43. Yorkville Avenue and Bellair

44. Bay Street Yorkville

In any case, I cross it and pass the shiny and blue Four Seasons Hotel (which might be my favourite tall towers in the city) and its adjoining parkette. Beside is Fire Hall #10, 1890, which displays the Yorkville Coat of Arms. The emblem was once located a stone’s throw away at the now lost Yorkville Town Hall on Yonge Street. Decked on the coat of arms are symbols of early industrialists that built the Village, including our friend Severn the brewer.

45. Four Seasons Hotel Park

47. Four Season Hotel Toronto 48. Yorkville Fire Hall

49. Yorkville Fire Hall Coat of Arms

Beside the fire station is Yorkville Library, 1907.  This Beaux-Arts gem is one of the famed Carnegie Libraries. Adjoined to it is Town Hall Square Park, which, and I know parks come in different forms and sizes, but isn’t too park-ish too me. Maybe users of the park, like the woman promenading around with her dog, disagree.

50. Yorkville Library

51. Yorkville Town Hall Square

52. Yorkville Town Hall Square

I leave the area and head down a laneway to Cumberland. Cumberland Terrace is to my left. It’s a bit of an oddity within its surroundings. It might have fit in well in 1970s when Yorkville was beginning its gentrification, but now it’s a bit of a tacky sour thumb.

Village of Yorkville Park (doesn’t really roll off the tongue, does it?) is a bit of an oddball park too. It’s meant to represent the diversity of Canadian landscapes from coast to coast. I wouldn’t have known this if I had not read it. The highlight for most people is the giant rock which represents the Canadian Shield (and actually the hunk of rock really did come from the Canadian Shield!). I take a seat on some nearby rest points, and, as the subway rumbles under me, I recognize that park does it’s job. It’s well used and a meeting point for people. It’s excellent for people watching, for example  the people lining the other side of the street and sitting in the patio of Hemingway’s (more internal judgement).

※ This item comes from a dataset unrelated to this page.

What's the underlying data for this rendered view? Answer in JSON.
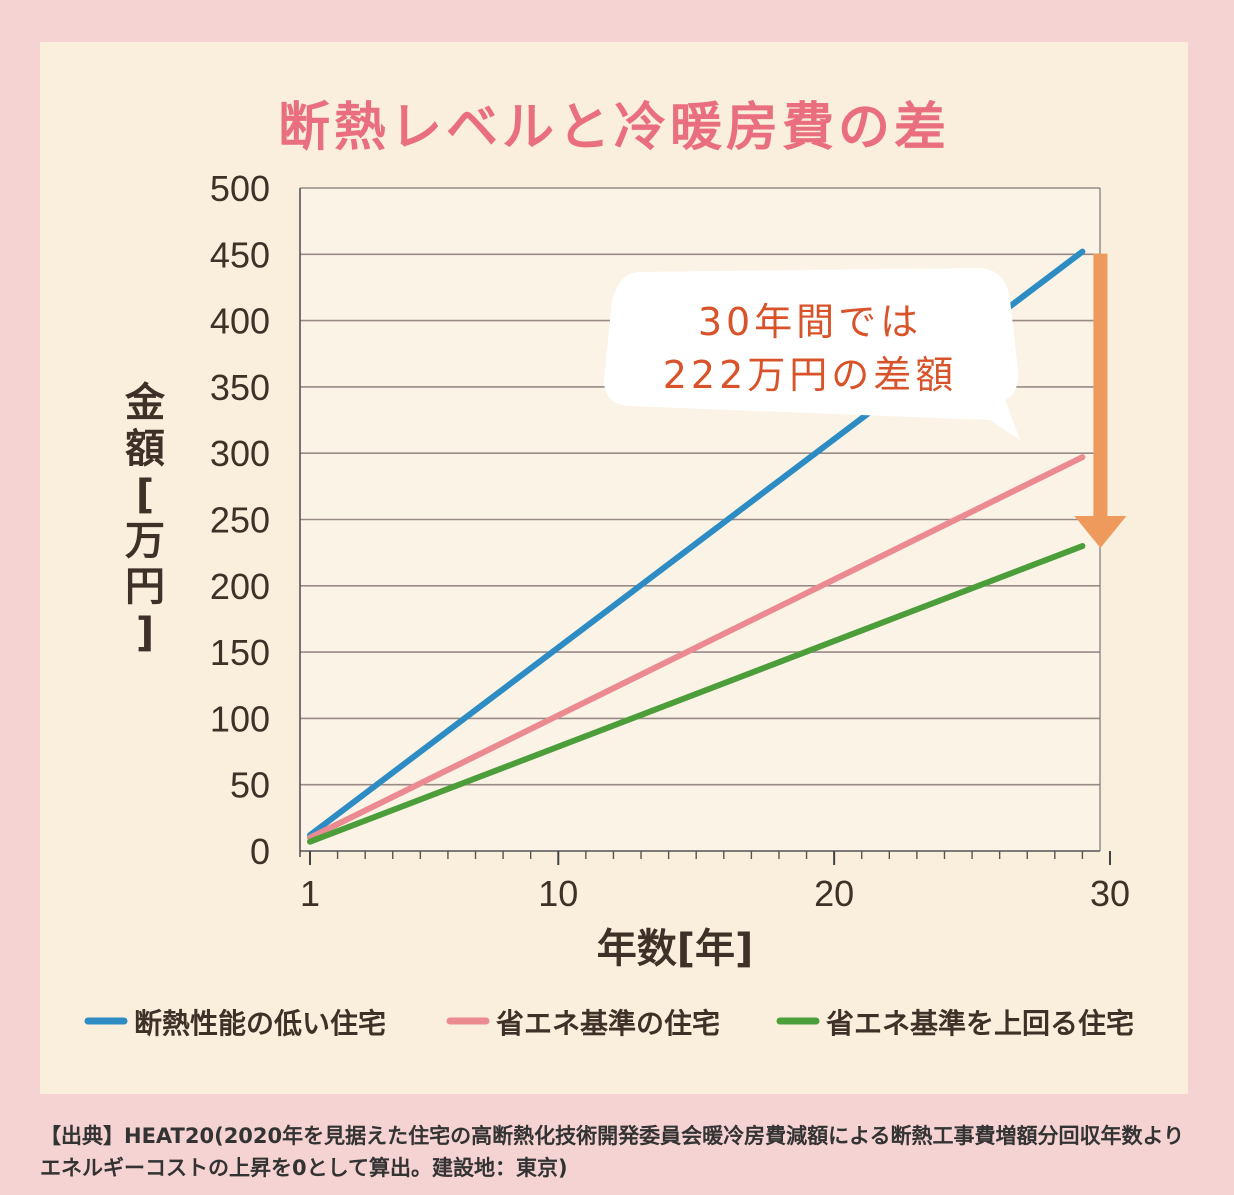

54. Village of Yorkville Park 55. Village of Yorkville Park

58. Cumberland Avenue

59. Hemingway's Yorkville

Down Bellair I go and I’m at Bloor Street. Needing to cross the street, I head towards Bay.  The Manulife Centre, 1974, presides over the intersection and its ill-fated scramble crossing. From mynew location, I get a good view of the ‘Mink Mile’ that is Bloor. A noted spotting is the Pottery Barn, whose facade alludes to its prior incarnation as the University Theatre.

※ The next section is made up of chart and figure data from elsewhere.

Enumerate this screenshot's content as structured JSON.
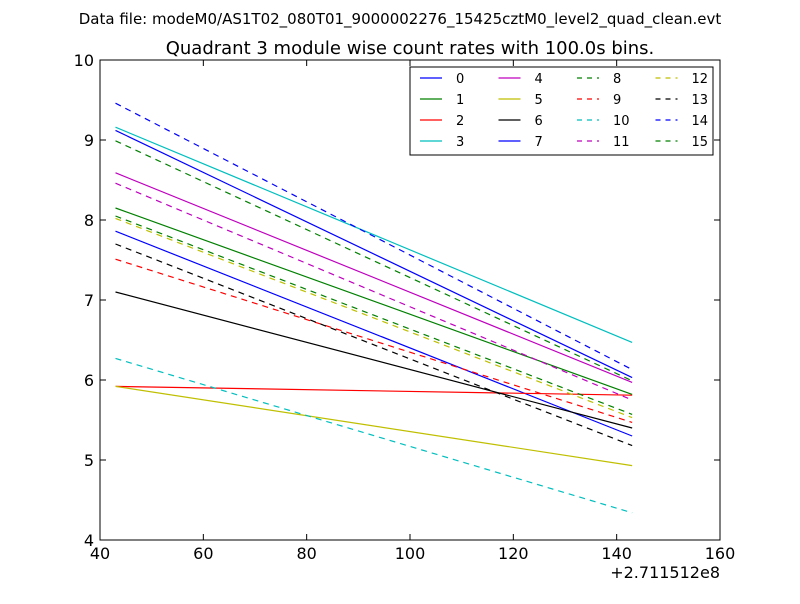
{
  "header": {
    "file_line": "Data file: modeM0/AS1T02_080T01_9000002276_15425cztM0_level2_quad_clean.evt"
  },
  "chart_data": {
    "type": "line",
    "title": "Quadrant 3 module wise count rates with 100.0s bins.",
    "xlabel": "",
    "ylabel": "",
    "x_offset_label": "+2.711512e8",
    "xlim": [
      40,
      160
    ],
    "ylim": [
      4,
      10
    ],
    "xticks": [
      "40",
      "60",
      "80",
      "100",
      "120",
      "140",
      "160"
    ],
    "yticks": [
      "4",
      "5",
      "6",
      "7",
      "8",
      "9",
      "10"
    ],
    "x": [
      43,
      143
    ],
    "legend_position": "upper-right",
    "series": [
      {
        "name": "0",
        "color": "#0000ff",
        "dash": "solid",
        "values": [
          7.86,
          5.3
        ]
      },
      {
        "name": "1",
        "color": "#008000",
        "dash": "solid",
        "values": [
          8.15,
          5.82
        ]
      },
      {
        "name": "2",
        "color": "#ff0000",
        "dash": "solid",
        "values": [
          5.92,
          5.81
        ]
      },
      {
        "name": "3",
        "color": "#00bfbf",
        "dash": "solid",
        "values": [
          9.16,
          6.47
        ]
      },
      {
        "name": "4",
        "color": "#bf00bf",
        "dash": "solid",
        "values": [
          8.59,
          5.97
        ]
      },
      {
        "name": "5",
        "color": "#bfbf00",
        "dash": "solid",
        "values": [
          5.92,
          4.93
        ]
      },
      {
        "name": "6",
        "color": "#000000",
        "dash": "solid",
        "values": [
          7.1,
          5.4
        ]
      },
      {
        "name": "7",
        "color": "#0000ff",
        "dash": "solid",
        "values": [
          9.12,
          6.03
        ]
      },
      {
        "name": "8",
        "color": "#008000",
        "dash": "dashed",
        "values": [
          8.05,
          5.57
        ]
      },
      {
        "name": "9",
        "color": "#ff0000",
        "dash": "dashed",
        "values": [
          7.51,
          5.47
        ]
      },
      {
        "name": "10",
        "color": "#00bfbf",
        "dash": "dashed",
        "values": [
          6.27,
          4.34
        ]
      },
      {
        "name": "11",
        "color": "#bf00bf",
        "dash": "dashed",
        "values": [
          8.46,
          5.75
        ]
      },
      {
        "name": "12",
        "color": "#bfbf00",
        "dash": "dashed",
        "values": [
          8.02,
          5.53
        ]
      },
      {
        "name": "13",
        "color": "#000000",
        "dash": "dashed",
        "values": [
          7.7,
          5.18
        ]
      },
      {
        "name": "14",
        "color": "#0000ff",
        "dash": "dashed",
        "values": [
          9.46,
          6.13
        ]
      },
      {
        "name": "15",
        "color": "#008000",
        "dash": "dashed",
        "values": [
          8.99,
          5.99
        ]
      }
    ]
  }
}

60. Bloor Street Mink Mile 61. Manulife Centre

62. Bloor Street University Theatre Pottery Barn

I take a little detour down St. Thomas and catch a look at the sophisticated Windsor Arms Hotel, 1927. It actually reminds me of a fortress. This area wasn’t part of the original Village of Yorkville, but as mentioned earlier, borders have expanded and contracted, and somehow the area south of Bloor is lumped into Yorkville. The Windsor Arms fits in well with the swankiness of the neighbourhood anyways. As I’m admiring and snapping pictures, a UPS driver buzzes the door of the adjacent University Apartment. He doesn’t find who he’s looking for.

63. Windsor Arms Hotel

64. Windsor Arms Hotel

I have to let out an internal weep at what I see at the construction site on the opposing corner. There are Victorian facades fronting an empty pit, and I realize we’re about to get a facadist (ie, cop out) approach to preserving the heritage elements to whatever development is on the way. Shame.

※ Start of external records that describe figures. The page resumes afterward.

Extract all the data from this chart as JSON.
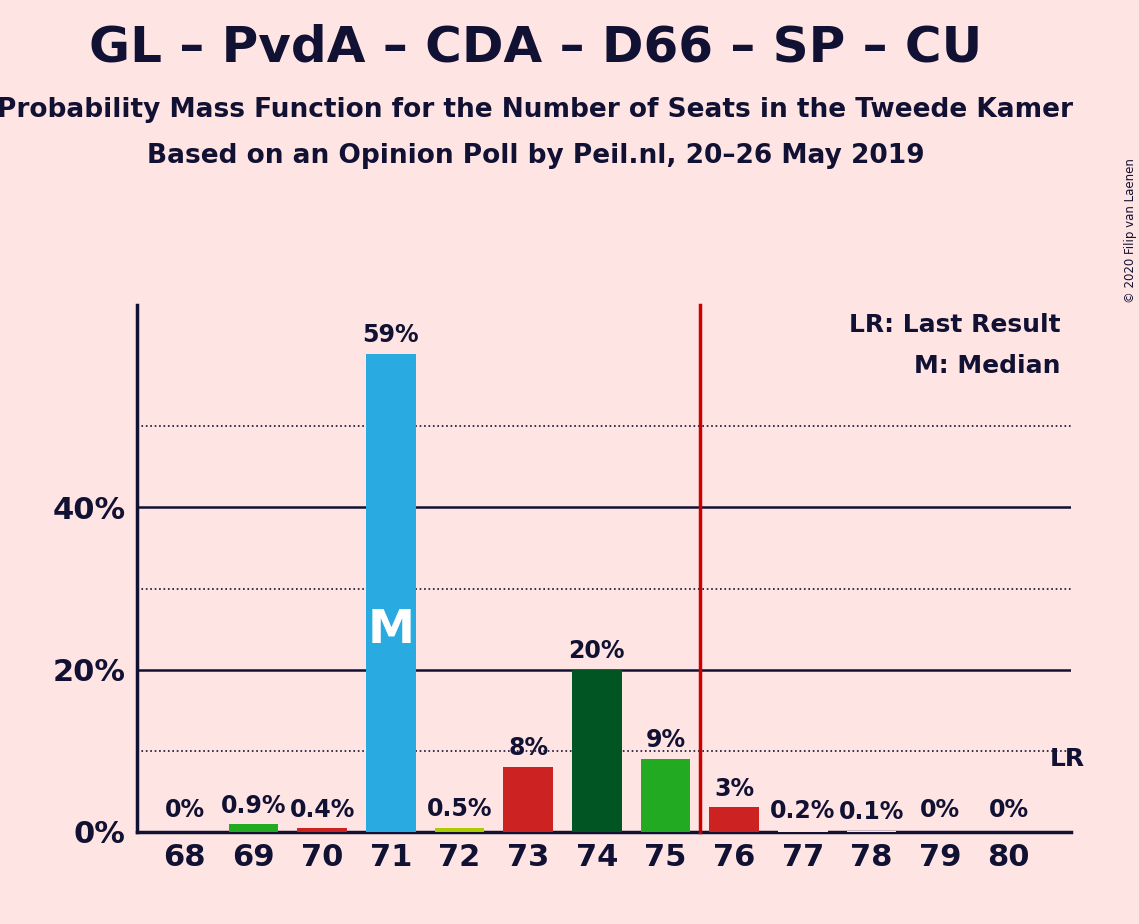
{
  "title": "GL – PvdA – CDA – D66 – SP – CU",
  "subtitle1": "Probability Mass Function for the Number of Seats in the Tweede Kamer",
  "subtitle2": "Based on an Opinion Poll by Peil.nl, 20–26 May 2019",
  "background_color": "#FFE4E4",
  "seats": [
    68,
    69,
    70,
    71,
    72,
    73,
    74,
    75,
    76,
    77,
    78,
    79,
    80
  ],
  "values": [
    0.0,
    0.9,
    0.4,
    59.0,
    0.5,
    8.0,
    20.0,
    9.0,
    3.0,
    0.2,
    0.1,
    0.0,
    0.0
  ],
  "bar_colors": [
    "#FFE4E4",
    "#22AA22",
    "#CC2222",
    "#29ABE2",
    "#AACC00",
    "#CC2222",
    "#005522",
    "#22AA22",
    "#CC2222",
    "#FFE4E4",
    "#FFE4E4",
    "#FFE4E4",
    "#FFE4E4"
  ],
  "label_values": [
    "0%",
    "0.9%",
    "0.4%",
    "59%",
    "0.5%",
    "8%",
    "20%",
    "9%",
    "3%",
    "0.2%",
    "0.1%",
    "0%",
    "0%"
  ],
  "median_seat": 71,
  "lr_seat": 75.5,
  "ylim": [
    0,
    65
  ],
  "yticks": [
    0,
    20,
    40
  ],
  "ytick_labels": [
    "0%",
    "20%",
    "40%"
  ],
  "solid_lines": [
    20,
    40
  ],
  "dotted_lines": [
    10,
    30,
    50
  ],
  "legend_lr": "LR: Last Result",
  "legend_m": "M: Median",
  "copyright": "© 2020 Filip van Laenen",
  "axis_color": "#111133",
  "title_fontsize": 36,
  "subtitle_fontsize": 19,
  "label_fontsize": 17,
  "tick_fontsize": 22
}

65. Sultan & St. Thomas development

66. Sultan & St. Thomas development

Back on Bloor, I make a mental cue for Pink Floyd because I’m off to Yonge to end things where they began. It’s actually a sad note, because, like the site of Sultan and St. Thomas Streets, I note with a frown at the ‘progress’ on the Stollery’s site and how poorly the demolition unfolded. Across the way, One Bloor inches closer to completion.

67. Stollery's

68. One Bloor Toronto

13 thoughts on “Scenes From Yorkville

  1. Great walk, you added a lot to my knowledge of the area. I love Village of Yorkville Park (yes, what-a-name!), & really love the fact that its layout is a tribute to the homes expropriated & razed to make way for the subway — each segment is exactly the footprint of one of those vanished properties.

    1. And you’ve taught me something too! I was aware of the demolished rowhouses, but not that little tidbit. What a way to keep the spirit of the place!